Tutto ciò che è espressione di pensiero in “movimento” è utile al rinnovarsi dell’orizzonte artistico. Il neo romanticismo poi ha espresso una sorta di voglia di continuità con il passato che, se correttamente collocata ed interpretata, sicuramente può portare ad utili sintesi del pensiero poetico. Certo il rischio è che si ripropongano tout court delle modalità linguistiche che se prese in sé stesse sicuramente appaiono vuote e decontestualizzate.
- Come vedi la situazione della musica (d’arte, jazz, rock e pop, per il cinema)? Anche in relazione a qualche anno fa.
Purtroppo la situazione attuale è davvero preoccupante… paradossalmente ad un paese come l’Italia che è culla di una tradizione musicale ricchissima manca una classe dirigente politica che investa su quest’immenso patrimonio, e non solo…lo penalizza con tagli economici sciagurati! Purtroppo con questa premessa qualsiasi altra riflessione è totalmente inutile.
- Sulle difficoltà dell’organizzare.

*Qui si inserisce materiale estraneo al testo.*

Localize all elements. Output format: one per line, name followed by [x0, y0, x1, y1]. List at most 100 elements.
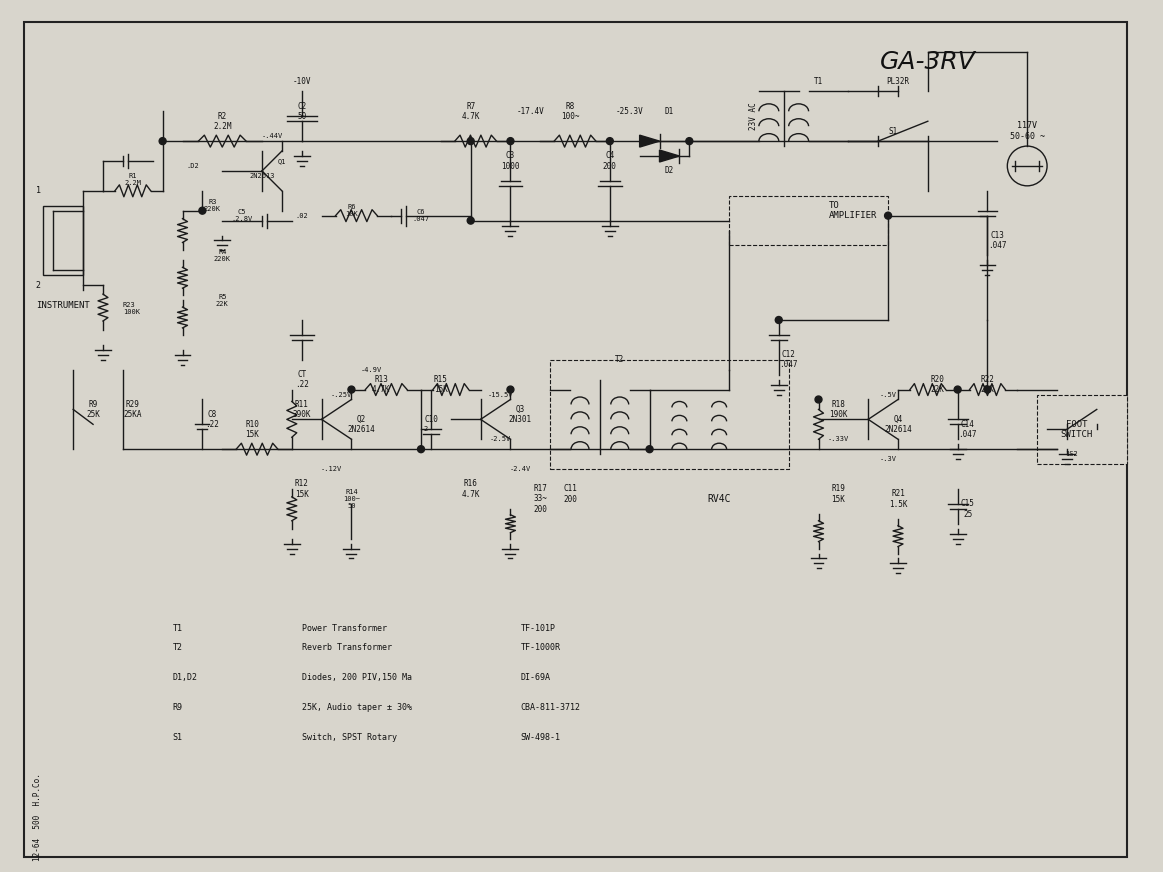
Text: PL32R: PL32R	[886, 77, 909, 86]
Text: D2: D2	[665, 167, 675, 175]
Circle shape	[507, 386, 514, 393]
Text: 2: 2	[423, 426, 428, 433]
FancyBboxPatch shape	[23, 22, 1127, 856]
Text: C13
.047: C13 .047	[989, 231, 1007, 250]
Text: R5
22K: R5 22K	[216, 294, 229, 307]
Text: R9: R9	[172, 703, 183, 712]
Text: C2
50: C2 50	[297, 102, 306, 121]
Text: 1S2: 1S2	[1065, 451, 1078, 457]
Text: C11
200: C11 200	[563, 484, 577, 504]
Text: R8
100~: R8 100~	[561, 102, 579, 121]
Text: C10: C10	[424, 415, 438, 424]
Polygon shape	[659, 150, 679, 162]
Text: R23
100K: R23 100K	[123, 302, 140, 315]
Text: -.12V: -.12V	[321, 466, 342, 472]
Text: R20
22K: R20 22K	[930, 375, 944, 394]
Circle shape	[199, 208, 206, 215]
Text: R1
2.2M: R1 2.2M	[124, 174, 142, 187]
Text: Diodes, 200 PIV,150 Ma: Diodes, 200 PIV,150 Ma	[301, 673, 412, 682]
Text: Q1: Q1	[278, 158, 286, 164]
Text: 2: 2	[36, 281, 41, 290]
Text: TF-1000R: TF-1000R	[520, 644, 561, 652]
Circle shape	[507, 138, 514, 145]
Text: S1: S1	[889, 126, 898, 136]
Circle shape	[984, 386, 991, 393]
Text: R14
100~
50: R14 100~ 50	[343, 489, 359, 509]
Text: Q2
2N2614: Q2 2N2614	[348, 415, 376, 434]
Circle shape	[468, 217, 475, 224]
Text: CBA-811-3712: CBA-811-3712	[520, 703, 580, 712]
Text: T2: T2	[615, 355, 625, 364]
Text: C4
200: C4 200	[602, 151, 616, 171]
Text: -2.4V: -2.4V	[509, 466, 531, 472]
Text: R12
15K: R12 15K	[294, 480, 308, 499]
Text: RV4C: RV4C	[707, 494, 730, 504]
Text: R19
15K: R19 15K	[832, 484, 846, 504]
Text: 1: 1	[36, 187, 41, 195]
Text: 23V AC: 23V AC	[749, 102, 758, 130]
Text: .02: .02	[295, 213, 308, 219]
Polygon shape	[640, 135, 659, 147]
Text: .D2: .D2	[186, 163, 199, 169]
Text: -10V: -10V	[293, 77, 311, 86]
Text: -25.3V: -25.3V	[616, 106, 643, 116]
Circle shape	[954, 386, 961, 393]
Text: S1: S1	[172, 732, 183, 742]
Text: DI-69A: DI-69A	[520, 673, 550, 682]
Text: R21
1.5K: R21 1.5K	[889, 489, 907, 508]
Text: R9
25K: R9 25K	[86, 399, 100, 419]
Text: INSTRUMENT: INSTRUMENT	[36, 301, 90, 310]
Text: Reverb Transformer: Reverb Transformer	[301, 644, 392, 652]
Text: R18
190K: R18 190K	[829, 399, 848, 419]
Circle shape	[468, 138, 475, 145]
Text: -4.9V: -4.9V	[361, 367, 381, 372]
Text: R22
22K: R22 22K	[980, 375, 994, 394]
Text: GA-3RV: GA-3RV	[880, 50, 976, 73]
Text: TO
AMPLIFIER: TO AMPLIFIER	[828, 201, 877, 221]
Text: Q3
2N301: Q3 2N301	[509, 405, 531, 424]
Text: R2
2.2M: R2 2.2M	[213, 112, 231, 131]
Text: Q4
2N2614: Q4 2N2614	[884, 415, 912, 434]
Text: 2N2613: 2N2613	[249, 173, 274, 179]
Text: R7
4.7K: R7 4.7K	[462, 102, 480, 121]
Text: C6
.047: C6 .047	[413, 209, 429, 222]
Text: C15
25: C15 25	[961, 499, 975, 519]
Text: 25K, Audio taper ± 30%: 25K, Audio taper ± 30%	[301, 703, 412, 712]
FancyBboxPatch shape	[729, 196, 889, 245]
Text: Power Transformer: Power Transformer	[301, 623, 387, 632]
Text: T2: T2	[172, 644, 183, 652]
Text: SW-498-1: SW-498-1	[520, 732, 561, 742]
Text: T1: T1	[814, 77, 823, 86]
Text: R16
4.7K: R16 4.7K	[462, 480, 480, 499]
Text: -.3V: -.3V	[879, 456, 897, 462]
Circle shape	[686, 138, 693, 145]
Text: R6
10K: R6 10K	[345, 204, 358, 217]
Text: C5
.2.8V: C5 .2.8V	[231, 209, 252, 222]
Text: R4
220K: R4 220K	[214, 249, 230, 262]
Circle shape	[647, 446, 654, 453]
FancyBboxPatch shape	[1037, 394, 1127, 464]
Text: R29
25KA: R29 25KA	[123, 399, 142, 419]
Text: 117V
50-60 ~: 117V 50-60 ~	[1009, 121, 1044, 141]
Circle shape	[348, 386, 355, 393]
Text: D1: D1	[665, 106, 675, 116]
Bar	[43, 206, 83, 276]
Text: R11
390K: R11 390K	[293, 399, 311, 419]
Text: R13
4.7K: R13 4.7K	[372, 375, 391, 394]
Text: R15
15K: R15 15K	[434, 375, 448, 394]
Text: T1: T1	[172, 623, 183, 632]
Text: CT
.22: CT .22	[294, 370, 308, 389]
Circle shape	[418, 446, 424, 453]
Text: R17
33~
200: R17 33~ 200	[534, 484, 548, 514]
Circle shape	[815, 396, 822, 403]
Text: D1,D2: D1,D2	[172, 673, 198, 682]
Text: C3
1000: C3 1000	[501, 151, 520, 171]
Circle shape	[776, 317, 783, 324]
Circle shape	[606, 138, 613, 145]
Text: FOOT
SWITCH: FOOT SWITCH	[1061, 419, 1093, 439]
Text: -.5V: -.5V	[879, 392, 897, 398]
Text: -15.5V: -15.5V	[487, 392, 513, 398]
Text: -.25V: -.25V	[331, 392, 352, 398]
Text: TF-101P: TF-101P	[520, 623, 556, 632]
Text: C8
.22: C8 .22	[206, 410, 220, 429]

A livello organizzativo (politico ed economico) quali sono le difficoltà?
Mi riaggancio alla risposta precedente: non c’è ora in Italia la possibilità da parte degli enti di produzione, di giungere ad una programmazione dei cartelloni in grado di essere espressione di un “pensiero culturale musicale”, e questo perché la politica non investe sulla cultura, non investe “sull’uomo” e la sua creatività.
- Sulle difficoltà del rapporto fra comunicazione e ricerca. Come ti situi nel fondamentale rapporto fra l’indagine compositiva e l’espressione?
Anche in questo caso il problema sta in un “sistema” culturale e politico che non funziona. La musica è sempre stata ricerca ed è diventata comunicazione nel momento in cui la società le ha affidato il ruolo di espressione della propria energia intellettuale, ora non credo che si possa dire che la società in cui viviamo abbia tali caratteristiche.
- Sulle difficoltà di orientarsi. Quali punti di riferimento hai avuto a livello compositivo? Dopo la morte dei grandi maestri (Maderna, Nono, Donatoni, Berio ecc.) quali punti di riferimento può avere oggi un giovane che intraprende gli studi della composizione?
I grandi maestri del novecento italiano a mio avviso continuano a parlarci, il nostro ascolto è, per forza di cose, più discontinuo di un tempo da un lato ma dall’altro più consapevolmente finalizzato. Penso che nei momenti di nebbia culturale come quello che stiamo vivendo, se c’è qualche cosa di positivo questo sia il sentire di dover tutelare ciò che di prezioso vi è e vi è stato, con tutte le nostre forze, e dunque anche questo nostro passato prossimo, i nostri maestri, li viviamo come tesoro da custodire con gelosa attenzione.
- Sulle difficoltà di insegnare a comporre. Si può davvero insegnare a comporre oppure si possono dare solo delle linee generali per lo studio?
A mio modo di vedere si può insegnare a riflettere sul linguaggio musicale e si può insegnare a porsi delle domande. Quando si ha la mente in grado di formulare domande e capace di individuare, nel passato storico e non, le risposte, ecco che il lavoro di un insegnante è veramente utile. Poi ogni poetica individuale deve fiorire necessariamente nella propria intoccabile autonomia e libertà.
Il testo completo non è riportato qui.